Входная дверь с шумом захлопнулась, оставив Светлану Матвеевну и ее сыновей в ужасающей тишине. В квартире царил разгром, словно ее ограбили. Разбросанные вещи и перевернутая мебель напоминали, что это не приснившийся кошмар, а страшная реальность.
«Куда бежать? У кого просить помощи?» – мысли хозяйки квартиры неслись галопом, а решений для навалившихся проблем не было. Женщине стало страшно за себя и детей. «Что теперь будет? Вдруг я больше не увижу мужа?» – думала она. Чтобы не напугать сыновей приступом отчаяния и паники, она зажала руками рот и беззвучно зарыдала.
Георгий и Кирилл поняли, что плохие люди ушли, вышли из своей комнаты и бросились к плачущей матери. Они обнимали ее, пытаясь утешить:
– Мама, все будет хорошо. Папу ведь отпустят?
– Конечно, это недоразумение, – стараясь усмирить истерику, твердила Светлана Матвеевна.
Так в благополучной советской семье Онисиных случилось горе, которого не ждали. Судьба круто развернулась по отношению к ним: Андрей Сергеевич Онисин, уважаемый и порядочный советский гражданин, муж, отец, стал одним из тех, кого в 1936 году посчитали врагом советского народа.
Его супруга пыталась собраться с мыслями, чтобы понять, как лучше действовать, куда писать, к кому обращаться, чтобы спасти мужа и честь семьи. Она все еще слепо верила в то, что произошла до ужаса глупая ошибка и что Андрея обязательно отпустят, ведь не может такого быть, чтобы преданного партии человека и послушного советского гражданина без причины лишили семьи, положения и всего остального.
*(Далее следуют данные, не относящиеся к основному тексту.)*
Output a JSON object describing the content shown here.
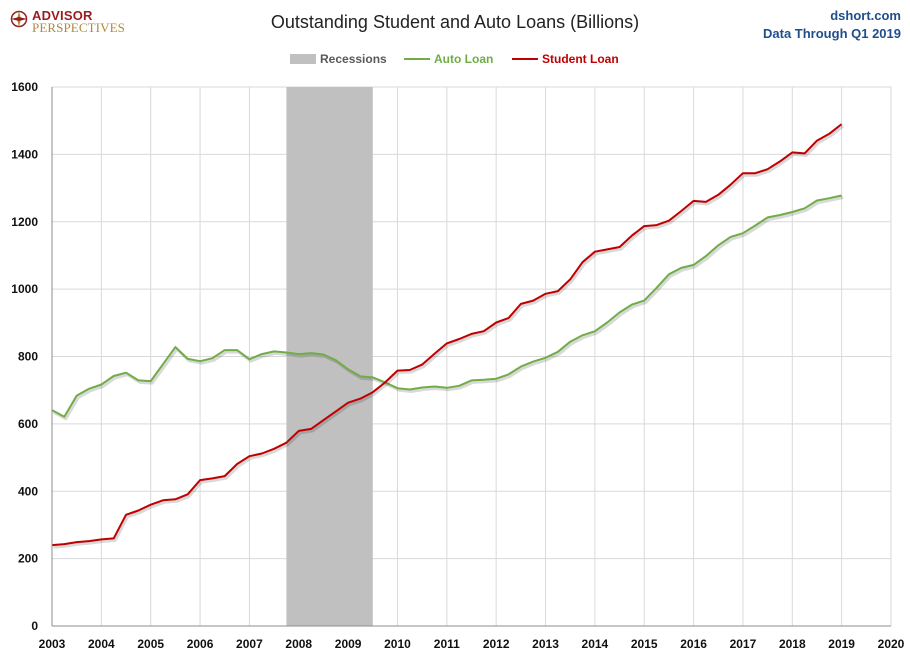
{
  "header": {
    "logo_line1": "ADVISOR",
    "logo_line2": "PERSPECTIVES",
    "title": "Outstanding Student and Auto Loans (Billions)",
    "source_line1": "dshort.com",
    "source_line2": "Data Through Q1 2019"
  },
  "legend": {
    "recessions_label": "Recessions",
    "auto_label": "Auto Loan",
    "student_label": "Student Loan"
  },
  "colors": {
    "recession": "#c0c0c0",
    "auto": "#70ad47",
    "student": "#c00000",
    "legend_text": "#595959",
    "grid": "#d9d9d9"
  },
  "chart_data": {
    "type": "line",
    "title": "Outstanding Student and Auto Loans (Billions)",
    "xlim": [
      2003,
      2020
    ],
    "ylim": [
      0,
      1600
    ],
    "x_ticks": [
      "2003",
      "2004",
      "2005",
      "2006",
      "2007",
      "2008",
      "2009",
      "2010",
      "2011",
      "2012",
      "2013",
      "2014",
      "2015",
      "2016",
      "2017",
      "2018",
      "2019",
      "2020"
    ],
    "y_ticks": [
      "0",
      "200",
      "400",
      "600",
      "800",
      "1000",
      "1200",
      "1400",
      "1600"
    ],
    "grid": true,
    "legend_position": "top-center",
    "recessions": [
      [
        2007.75,
        2009.5
      ]
    ],
    "x": [
      2003.0,
      2003.25,
      2003.5,
      2003.75,
      2004.0,
      2004.25,
      2004.5,
      2004.75,
      2005.0,
      2005.25,
      2005.5,
      2005.75,
      2006.0,
      2006.25,
      2006.5,
      2006.75,
      2007.0,
      2007.25,
      2007.5,
      2007.75,
      2008.0,
      2008.25,
      2008.5,
      2008.75,
      2009.0,
      2009.25,
      2009.5,
      2009.75,
      2010.0,
      2010.25,
      2010.5,
      2010.75,
      2011.0,
      2011.25,
      2011.5,
      2011.75,
      2012.0,
      2012.25,
      2012.5,
      2012.75,
      2013.0,
      2013.25,
      2013.5,
      2013.75,
      2014.0,
      2014.25,
      2014.5,
      2014.75,
      2015.0,
      2015.25,
      2015.5,
      2015.75,
      2016.0,
      2016.25,
      2016.5,
      2016.75,
      2017.0,
      2017.25,
      2017.5,
      2017.75,
      2018.0,
      2018.25,
      2018.5,
      2018.75,
      2019.0
    ],
    "series": [
      {
        "name": "Auto Loan",
        "values": [
          641,
          621,
          684,
          704,
          717,
          742,
          752,
          729,
          727,
          777,
          828,
          793,
          786,
          795,
          819,
          819,
          792,
          807,
          815,
          812,
          807,
          810,
          806,
          789,
          762,
          741,
          738,
          723,
          706,
          702,
          708,
          711,
          707,
          713,
          729,
          731,
          734,
          747,
          770,
          785,
          796,
          814,
          844,
          863,
          875,
          901,
          931,
          954,
          966,
          1004,
          1044,
          1063,
          1072,
          1098,
          1130,
          1155,
          1166,
          1189,
          1213,
          1220,
          1229,
          1240,
          1263,
          1270,
          1278
        ]
      },
      {
        "name": "Student Loan",
        "values": [
          240,
          243,
          249,
          252,
          257,
          260,
          330,
          343,
          360,
          373,
          376,
          391,
          433,
          438,
          445,
          481,
          504,
          512,
          526,
          544,
          579,
          585,
          611,
          637,
          663,
          675,
          694,
          723,
          758,
          760,
          776,
          808,
          839,
          852,
          867,
          875,
          901,
          914,
          956,
          966,
          986,
          994,
          1029,
          1080,
          1111,
          1118,
          1125,
          1159,
          1187,
          1190,
          1203,
          1232,
          1262,
          1259,
          1280,
          1310,
          1344,
          1344,
          1356,
          1379,
          1406,
          1403,
          1441,
          1461,
          1490
        ]
      }
    ]
  }
}
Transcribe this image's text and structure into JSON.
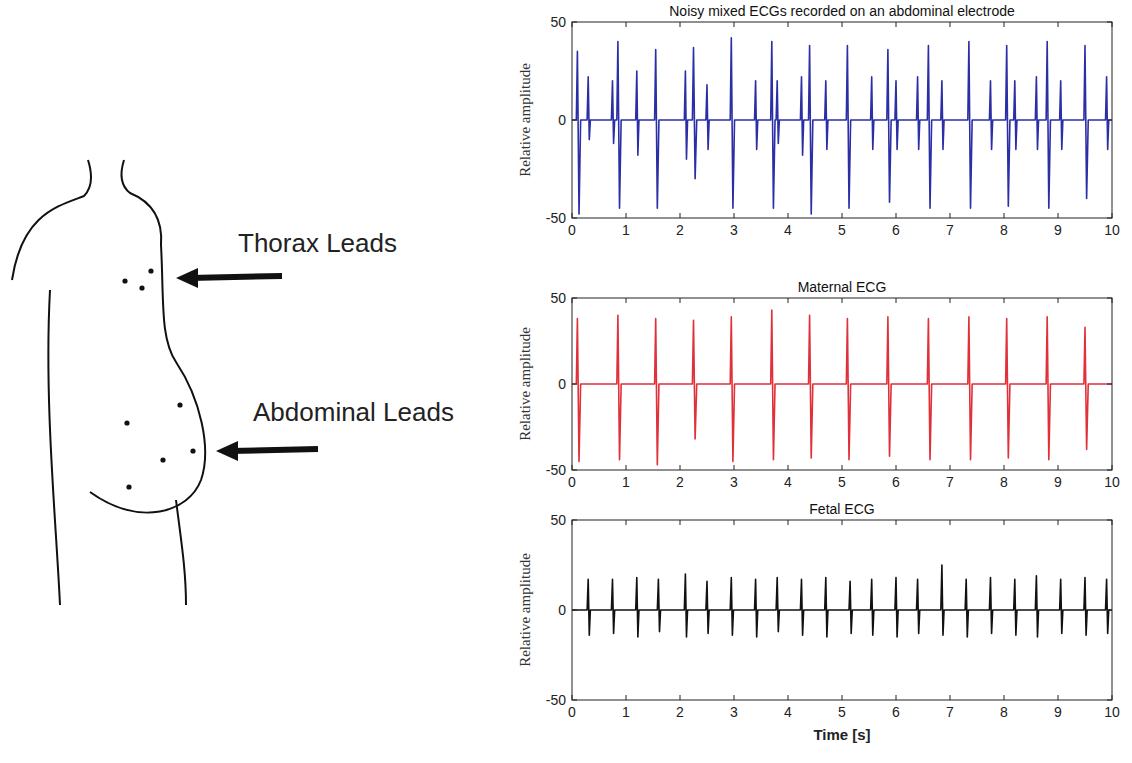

Она пойдет куда надо, она будет стучать во все двери и добиваться, и справедливость точно восторжествует. Светлана Матвеевна взяла в руки наручные часы мужа, которые он не успел надеть, посмотрела на его вещи в коридоре – плащ, висящий рядом с курткой – и снова зарыдала. Кирилл и Георгий сидели молча, уставившись на мать, испытывая одновременно тревогу, тоску по отцу и смятение. Им хотелось бежать вслед за воронком и объяснить людям в форме, что их папа ни в чем не виноват.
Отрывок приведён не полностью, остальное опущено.